The Hyperbolic Tangent: A Powerful Activation Function
Actualizado: 2026-05-03
The hyperbolic tangent (tanh) solves one of the main defects of sigmoid: the lack of symmetry. By producing zero-centred outputs between -1 and 1, it facilitates training convergence and remains the preferred choice in recurrent architectures and contexts where balanced output matters.
Key takeaways
- Tanh maps any real value to the interval (-1, 1), with zero-centred output.
- It is mathematically a rescaled version of the sigmoid function: tanh(x) = 2·σ(2x) − 1.
- Symmetry around the origin facilitates optimisation: gradient updates are balanced.
- Shares with sigmoid the vanishing gradient problem at extreme inputs.
- It is the standard activation function in LSTM and GRU memory cells.
Definition and properties
The hyperbolic tangent is defined as:
tanh(x) = (eˣ − e⁻ˣ) / (eˣ + e⁻ˣ)
Its fundamental properties:
- tanh(0) = 0: output is zero-centred.
- tanh(x) → 1 as x → +∞.
- tanh(x) → -1 as x → -∞.
- It is odd: tanh(-x) = -tanh(x).

This symmetry around the origin is the key difference from sigmoid. When activations are zero-centred, the gradients propagating backwards have no systematic bias towards positive or negative, which accelerates convergence.
Advantages over sigmoid
Both tanh and sigmoid are smooth, differentiable throughout their domain, and saturate at extremes.

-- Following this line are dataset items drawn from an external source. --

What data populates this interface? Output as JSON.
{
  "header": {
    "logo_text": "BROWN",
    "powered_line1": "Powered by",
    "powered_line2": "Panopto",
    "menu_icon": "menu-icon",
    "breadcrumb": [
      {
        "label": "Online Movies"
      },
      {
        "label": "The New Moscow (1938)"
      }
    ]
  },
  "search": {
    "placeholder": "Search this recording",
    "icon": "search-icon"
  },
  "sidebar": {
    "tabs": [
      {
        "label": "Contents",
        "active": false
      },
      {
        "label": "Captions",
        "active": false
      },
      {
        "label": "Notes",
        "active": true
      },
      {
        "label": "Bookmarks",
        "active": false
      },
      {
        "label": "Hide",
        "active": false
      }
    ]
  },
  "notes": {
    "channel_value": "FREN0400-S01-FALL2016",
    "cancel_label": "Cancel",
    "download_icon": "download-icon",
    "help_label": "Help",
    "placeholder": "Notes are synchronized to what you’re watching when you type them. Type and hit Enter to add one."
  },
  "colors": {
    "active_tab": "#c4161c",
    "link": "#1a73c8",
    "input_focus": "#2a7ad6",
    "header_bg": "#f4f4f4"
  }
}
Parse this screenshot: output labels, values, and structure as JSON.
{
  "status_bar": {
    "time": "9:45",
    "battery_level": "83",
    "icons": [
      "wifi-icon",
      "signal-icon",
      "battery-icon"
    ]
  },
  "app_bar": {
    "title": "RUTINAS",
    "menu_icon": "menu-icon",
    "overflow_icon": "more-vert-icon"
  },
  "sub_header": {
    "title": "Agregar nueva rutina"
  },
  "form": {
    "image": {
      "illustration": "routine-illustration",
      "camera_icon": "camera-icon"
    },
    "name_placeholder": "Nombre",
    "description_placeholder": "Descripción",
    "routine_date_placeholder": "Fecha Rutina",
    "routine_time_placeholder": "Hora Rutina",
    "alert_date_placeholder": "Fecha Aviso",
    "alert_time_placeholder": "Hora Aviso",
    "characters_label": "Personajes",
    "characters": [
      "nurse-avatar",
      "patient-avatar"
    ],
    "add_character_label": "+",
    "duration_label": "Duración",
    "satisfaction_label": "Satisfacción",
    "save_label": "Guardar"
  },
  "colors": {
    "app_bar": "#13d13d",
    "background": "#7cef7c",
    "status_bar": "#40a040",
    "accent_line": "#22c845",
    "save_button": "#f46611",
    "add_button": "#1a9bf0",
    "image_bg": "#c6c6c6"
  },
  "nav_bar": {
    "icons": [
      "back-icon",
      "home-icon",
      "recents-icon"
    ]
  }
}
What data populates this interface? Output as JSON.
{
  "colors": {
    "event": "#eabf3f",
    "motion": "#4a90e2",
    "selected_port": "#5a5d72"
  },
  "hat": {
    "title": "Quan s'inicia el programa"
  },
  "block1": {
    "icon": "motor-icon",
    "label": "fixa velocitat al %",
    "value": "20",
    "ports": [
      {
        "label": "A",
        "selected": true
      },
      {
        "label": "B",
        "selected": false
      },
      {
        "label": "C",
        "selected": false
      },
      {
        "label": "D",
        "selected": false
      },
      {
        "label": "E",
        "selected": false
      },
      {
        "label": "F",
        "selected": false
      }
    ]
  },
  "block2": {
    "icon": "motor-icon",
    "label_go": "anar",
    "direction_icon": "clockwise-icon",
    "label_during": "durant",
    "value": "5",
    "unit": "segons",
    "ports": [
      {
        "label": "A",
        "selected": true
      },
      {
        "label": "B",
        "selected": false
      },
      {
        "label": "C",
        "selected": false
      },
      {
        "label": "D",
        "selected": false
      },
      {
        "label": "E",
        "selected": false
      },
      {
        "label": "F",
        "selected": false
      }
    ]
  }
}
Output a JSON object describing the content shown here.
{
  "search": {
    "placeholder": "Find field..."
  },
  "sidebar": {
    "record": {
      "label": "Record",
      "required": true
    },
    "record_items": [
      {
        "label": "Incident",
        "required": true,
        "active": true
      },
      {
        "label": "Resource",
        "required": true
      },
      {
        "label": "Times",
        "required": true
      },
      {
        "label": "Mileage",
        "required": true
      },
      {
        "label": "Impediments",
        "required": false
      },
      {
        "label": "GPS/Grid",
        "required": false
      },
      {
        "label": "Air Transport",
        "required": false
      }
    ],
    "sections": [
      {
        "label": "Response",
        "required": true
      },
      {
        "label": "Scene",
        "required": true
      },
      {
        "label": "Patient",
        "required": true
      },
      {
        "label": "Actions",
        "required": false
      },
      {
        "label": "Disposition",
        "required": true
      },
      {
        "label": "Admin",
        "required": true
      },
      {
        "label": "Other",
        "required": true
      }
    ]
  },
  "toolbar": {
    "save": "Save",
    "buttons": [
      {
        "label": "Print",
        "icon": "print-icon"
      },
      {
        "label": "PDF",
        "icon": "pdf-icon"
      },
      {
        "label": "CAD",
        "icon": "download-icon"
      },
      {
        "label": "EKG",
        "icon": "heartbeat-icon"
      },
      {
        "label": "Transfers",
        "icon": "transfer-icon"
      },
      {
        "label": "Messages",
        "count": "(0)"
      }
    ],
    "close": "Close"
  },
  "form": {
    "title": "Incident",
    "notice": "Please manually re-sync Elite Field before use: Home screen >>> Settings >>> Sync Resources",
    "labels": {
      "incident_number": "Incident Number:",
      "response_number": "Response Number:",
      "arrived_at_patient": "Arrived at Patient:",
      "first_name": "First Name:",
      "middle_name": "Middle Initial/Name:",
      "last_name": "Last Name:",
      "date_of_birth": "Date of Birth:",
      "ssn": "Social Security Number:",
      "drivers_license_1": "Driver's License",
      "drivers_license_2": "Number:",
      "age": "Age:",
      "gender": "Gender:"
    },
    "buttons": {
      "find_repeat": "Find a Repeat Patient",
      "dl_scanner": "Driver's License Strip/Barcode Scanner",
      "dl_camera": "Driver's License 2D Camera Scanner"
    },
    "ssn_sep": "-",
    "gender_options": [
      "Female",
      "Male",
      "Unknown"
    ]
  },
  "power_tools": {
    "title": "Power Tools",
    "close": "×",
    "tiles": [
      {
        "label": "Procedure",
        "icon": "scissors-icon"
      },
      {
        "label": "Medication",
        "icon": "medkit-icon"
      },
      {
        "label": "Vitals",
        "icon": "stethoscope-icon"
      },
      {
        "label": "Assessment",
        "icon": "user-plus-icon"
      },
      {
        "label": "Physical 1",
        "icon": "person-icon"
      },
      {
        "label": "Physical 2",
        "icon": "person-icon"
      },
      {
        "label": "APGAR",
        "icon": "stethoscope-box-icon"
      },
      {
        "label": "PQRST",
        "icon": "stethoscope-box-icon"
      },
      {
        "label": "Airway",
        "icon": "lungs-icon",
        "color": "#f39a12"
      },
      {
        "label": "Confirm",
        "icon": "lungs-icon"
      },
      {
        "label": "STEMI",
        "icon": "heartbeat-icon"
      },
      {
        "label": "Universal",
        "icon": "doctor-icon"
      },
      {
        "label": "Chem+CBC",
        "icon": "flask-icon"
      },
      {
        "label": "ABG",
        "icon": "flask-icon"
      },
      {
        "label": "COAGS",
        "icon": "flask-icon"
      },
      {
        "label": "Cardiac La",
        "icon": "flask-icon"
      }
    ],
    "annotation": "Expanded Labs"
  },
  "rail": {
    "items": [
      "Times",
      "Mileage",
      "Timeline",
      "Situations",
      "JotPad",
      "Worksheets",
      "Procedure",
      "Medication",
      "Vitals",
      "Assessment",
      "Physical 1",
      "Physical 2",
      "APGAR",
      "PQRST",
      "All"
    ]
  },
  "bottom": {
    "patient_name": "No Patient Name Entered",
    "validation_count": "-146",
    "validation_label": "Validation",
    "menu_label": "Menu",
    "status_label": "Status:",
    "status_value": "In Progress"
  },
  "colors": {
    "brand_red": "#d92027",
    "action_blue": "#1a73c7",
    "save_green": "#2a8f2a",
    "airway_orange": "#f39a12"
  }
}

But tanh has clear advantages in hidden layers:
- Zero-centred output: subsequent layers receive activations with approximate mean 0, not 0.5 as with sigmoid.
- Stronger gradients: tanh’s derivative at x=0 is 1, versus 0.25 for sigmoid. Larger gradients = faster learning in the central zone.
- Natural interpretation for classification: negative outputs correspond to one class, positive to another.
The shared disadvantage: vanishing gradient. For |x| > 2, tanh’s derivative falls rapidly towards zero. In very deep networks, ReLU or Leaky ReLU are more robust.
Implementation in neural networks
In practice, tanh appears in:
- Hidden layers of recurrent networks (RNN): the hidden state update uses tanh to compress information to the (-1, 1) range.
- LSTM cells: the cell state update function uses tanh, while gates use sigmoid.
- GRU cells: like LSTM, combines tanh and sigmoid in its gates.
- Autoencoder networks: when output must be between -1 and 1 for domain symmetry.
When to choose tanh over other functions
The practical decision:
- Hidden layer in shallow network: tanh or sigmoid, with slight preference for tanh.
- Hidden layer in deep network (>5 layers): ReLU or Leaky ReLU for greater vanishing gradient resistance.
- Recurrent cells (LSTM, GRU): tanh is the standard — well established and stable.
- Output layer for binary classification: sigmoid.
- Output layer for multi-class classification: softmax.
Conclusion
The hyperbolic tangent is the preferred activation function for recurrent layers and any context where output symmetry matters. Its symmetry around the origin makes it more stable than sigmoid in hidden layers, and its integration into LSTM and GRU architectures ensures it will remain relevant as long as recurrent networks have a place in the deep learning toolkit. For very deep feedforward networks, ReLU remains the most efficient option; for recurrent networks and autoencoders, tanh is hard to beat.